Ça fait des décennies que les fédérations de sport amateur du Québec sont rouges de colère et vertes de jalousie en regardant Hockey Québec régner en roi et maître sans reddition de compte. Ces organismes essentiellement pauvres se disent que c’est deux poids deux mesures au Québec lorsqu’il est question de Hockey Québec.

Et qui agit ? À date personne. À part Hockey Québec qui aurait le pouvoir de s’auto-subroger, ce qui vous vous en doutez n’arrivera jamais.

Donc, l’enflure se poursuit. Une simple inscription dans du simple lettre civil au Québec coute en moyenne autour de 350 $ ; c’est avant l’achat des équipements et l’invasion des vendeurs du temple qui débarquent avec leur jacket officiel et autres trucs visant à saigner bien comme il le faut les parents du jeune joueur.

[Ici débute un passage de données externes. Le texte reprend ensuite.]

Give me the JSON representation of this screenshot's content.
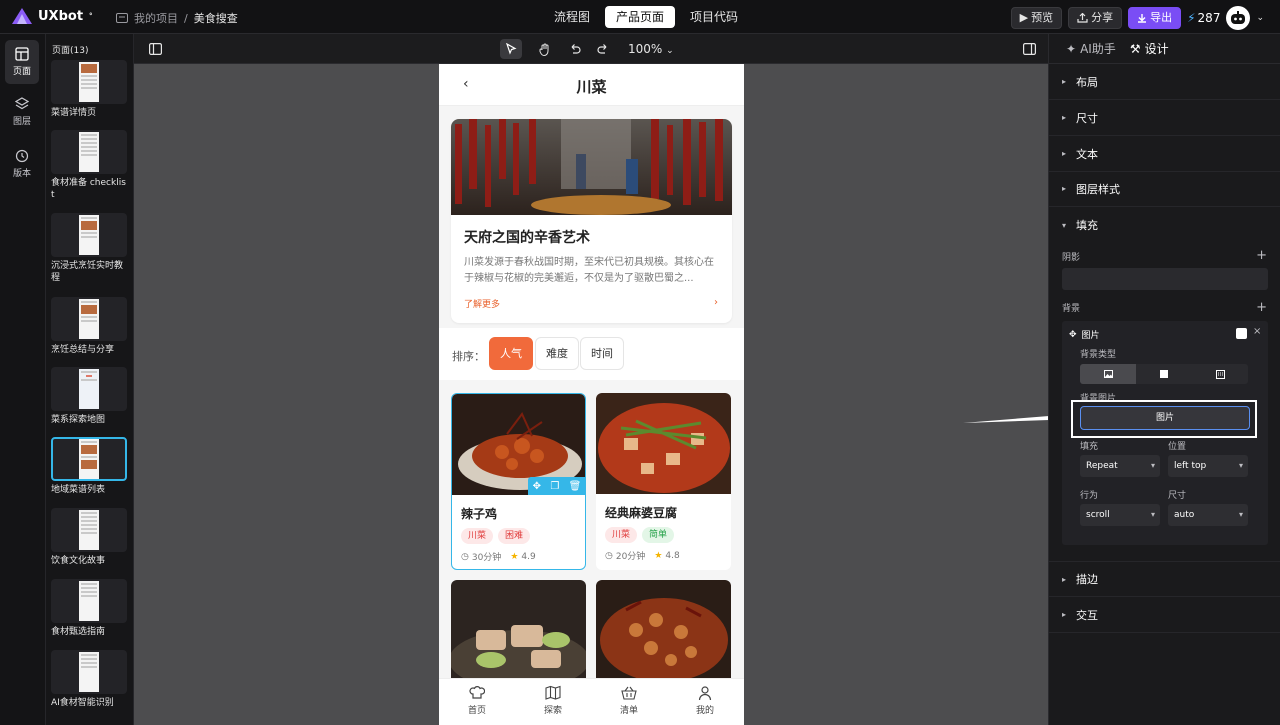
{
  "app": {
    "name": "UXbot"
  },
  "breadcrumb": {
    "project": "我的项目",
    "separator": "/",
    "current": "美食搜查"
  },
  "top_tabs": [
    "流程图",
    "产品页面",
    "项目代码"
  ],
  "top_actions": {
    "preview": "预览",
    "share": "分享",
    "export": "导出",
    "credits": "287"
  },
  "rail": [
    {
      "label": "页面",
      "icon": "pages-icon"
    },
    {
      "label": "图层",
      "icon": "layers-icon"
    },
    {
      "label": "版本",
      "icon": "history-icon"
    }
  ],
  "pages_panel": {
    "title": "页面(13)",
    "items": [
      "菜谱详情页",
      "食材准备 checklist",
      "沉浸式烹饪实时教程",
      "烹饪总结与分享",
      "菜系探索地图",
      "地域菜谱列表",
      "饮食文化故事",
      "食材甄选指南",
      "AI食材智能识别"
    ]
  },
  "canvas": {
    "zoom": "100%"
  },
  "phone": {
    "title": "川菜",
    "hero": {
      "heading": "天府之国的辛香艺术",
      "body": "川菜发源于春秋战国时期，至宋代已初具规模。其核心在于辣椒与花椒的完美邂逅，不仅是为了驱散巴蜀之...",
      "more": "了解更多"
    },
    "sort": {
      "label": "排序：",
      "options": [
        "人气",
        "难度",
        "时间"
      ]
    },
    "cards": [
      {
        "title": "辣子鸡",
        "tags": [
          "川菜",
          "困难"
        ],
        "time": "30分钟",
        "rating": "4.9"
      },
      {
        "title": "经典麻婆豆腐",
        "tags": [
          "川菜",
          "简单"
        ],
        "time": "20分钟",
        "rating": "4.8"
      }
    ],
    "tabbar": [
      "首页",
      "探索",
      "清单",
      "我的"
    ]
  },
  "right_panel": {
    "tabs": [
      "AI助手",
      "设计"
    ],
    "sections": [
      "布局",
      "尺寸",
      "文本",
      "图层样式",
      "填充"
    ],
    "shadow_label": "阴影",
    "background_label": "背景",
    "layer": {
      "name": "图片"
    },
    "bg_type_label": "背景类型",
    "bg_image_label": "背景图片",
    "bg_image_button": "图片",
    "fill_label": "填充",
    "fill_value": "Repeat",
    "position_label": "位置",
    "position_value": "left top",
    "behavior_label": "行为",
    "behavior_value": "scroll",
    "size_label": "尺寸",
    "size_value": "auto",
    "bottom_sections": [
      "描边",
      "交互"
    ]
  },
  "colors": {
    "accent": "#7a4df5",
    "orange": "#f16a3b",
    "selection": "#35b7e8"
  }
}
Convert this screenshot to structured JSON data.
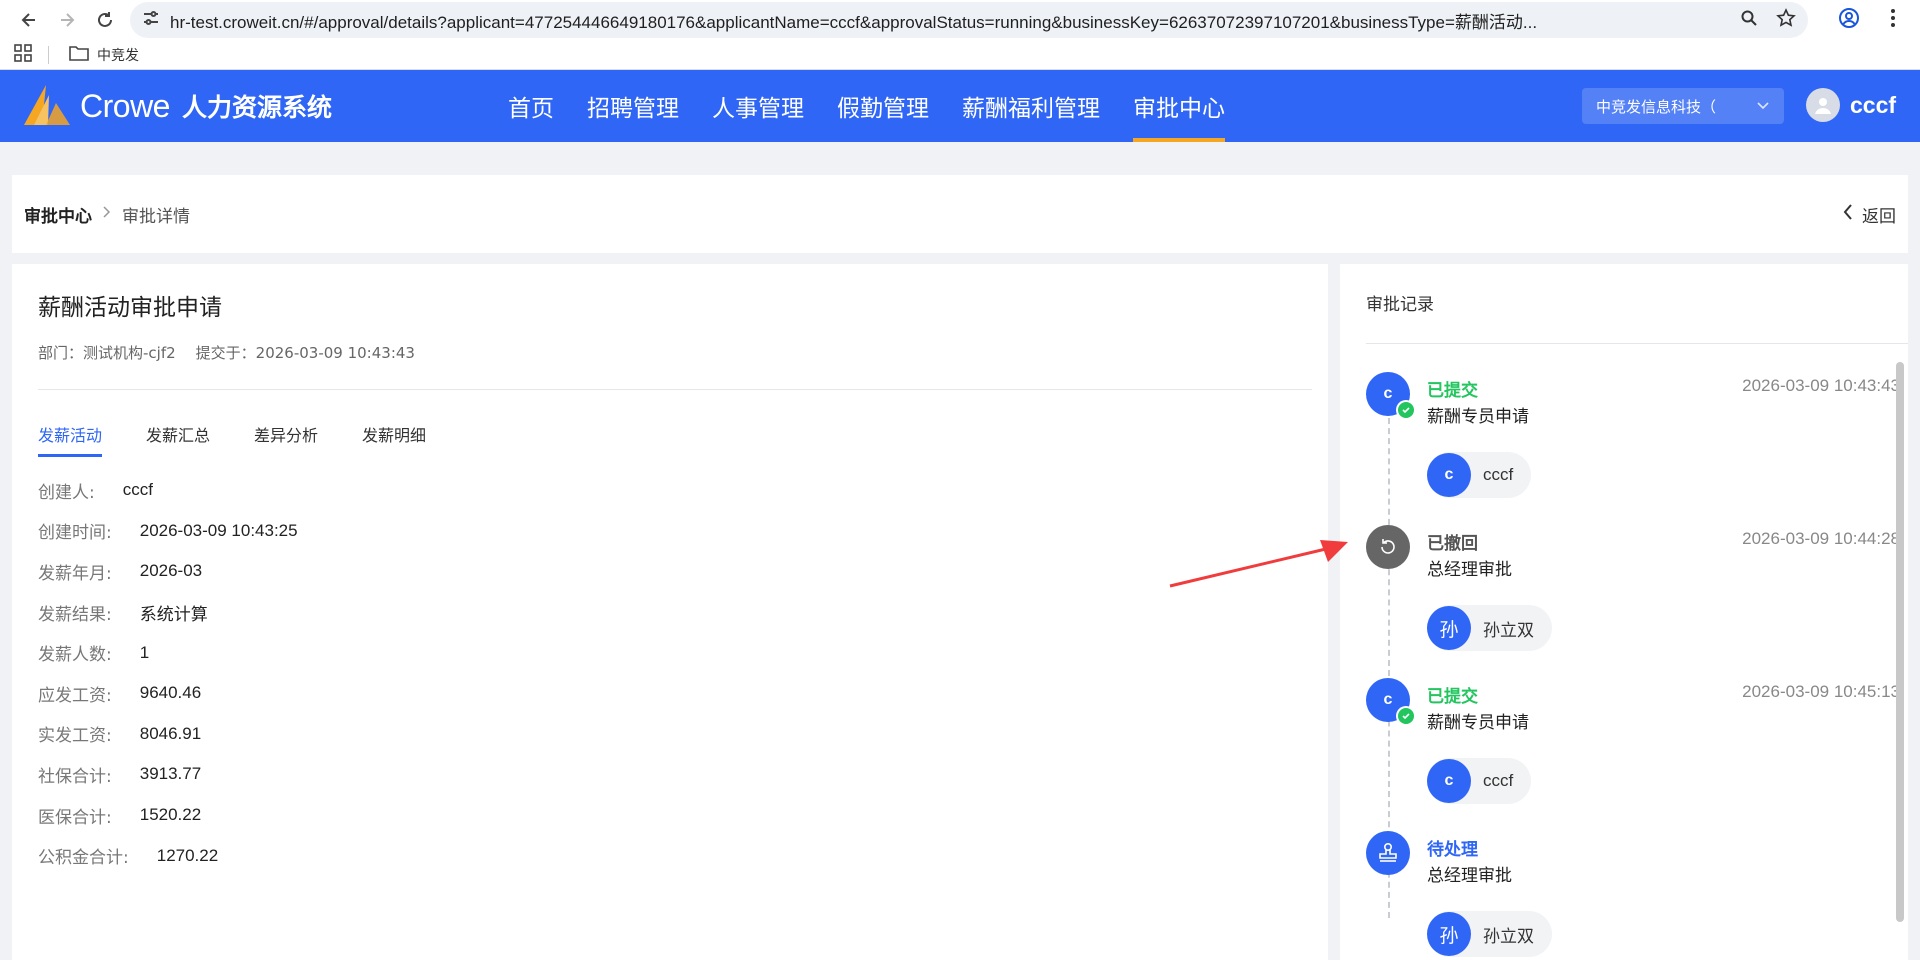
{
  "browser": {
    "url": "hr-test.croweit.cn/#/approval/details?applicant=477254446649180176&applicantName=cccf&approvalStatus=running&businessKey=62637072397107201&businessType=薪酬活动...",
    "bookmark_label": "中竞发"
  },
  "header": {
    "logo_text": "Crowe",
    "system_name": "人力资源系统",
    "nav": [
      "首页",
      "招聘管理",
      "人事管理",
      "假勤管理",
      "薪酬福利管理",
      "审批中心"
    ],
    "active_nav": "审批中心",
    "company": "中竞发信息科技（",
    "user": "cccf",
    "accent_color": "#2f66f5",
    "active_underline_color": "#f5a623"
  },
  "breadcrumb": {
    "root": "审批中心",
    "current": "审批详情",
    "back_label": "返回"
  },
  "form": {
    "title": "薪酬活动审批申请",
    "department": "部门：测试机构-cjf2",
    "submitted": "提交于：2026-03-09 10:43:43",
    "tabs": [
      "发薪活动",
      "发薪汇总",
      "差异分析",
      "发薪明细"
    ],
    "fields": [
      {
        "label": "创建人:",
        "value": "cccf"
      },
      {
        "label": "创建时间:",
        "value": "2026-03-09 10:43:25"
      },
      {
        "label": "发薪年月:",
        "value": "2026-03"
      },
      {
        "label": "发薪结果:",
        "value": "系统计算"
      },
      {
        "label": "发薪人数:",
        "value": "1"
      },
      {
        "label": "应发工资:",
        "value": "9640.46"
      },
      {
        "label": "实发工资:",
        "value": "8046.91"
      },
      {
        "label": "社保合计:",
        "value": "3913.77"
      },
      {
        "label": "医保合计:",
        "value": "1520.22"
      },
      {
        "label": "公积金合计:",
        "value": "1270.22"
      }
    ]
  },
  "record": {
    "title": "审批记录",
    "entries": [
      {
        "avatar": "c",
        "status": "已提交",
        "status_color": "green",
        "node": "薪酬专员申请",
        "time": "2026-03-09 10:43:43",
        "person_avatar": "c",
        "person": "cccf"
      },
      {
        "avatar": "revoke-icon",
        "status": "已撤回",
        "status_color": "gray",
        "node": "总经理审批",
        "time": "2026-03-09 10:44:28",
        "person_avatar": "孙",
        "person": "孙立双"
      },
      {
        "avatar": "c",
        "status": "已提交",
        "status_color": "green",
        "node": "薪酬专员申请",
        "time": "2026-03-09 10:45:13",
        "person_avatar": "c",
        "person": "cccf"
      },
      {
        "avatar": "stamp-icon",
        "status": "待处理",
        "status_color": "blue",
        "node": "总经理审批",
        "time": "",
        "person_avatar": "孙",
        "person": "孙立双"
      }
    ]
  }
}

Plusieurs problèmes gangrènent notre sport national. L’un des plus criants demeure les structures de coûts qui n’ont aucun sens.

Si Maurice Richard naît demain, on ne le saura jamais, car issu d’une famille pauvre, il va au mieux patiner sur le lac aux Castors avec deux patins gauchers dans les pieds, un hockey du mauvais bord et une moitié de balle de tennis gelée.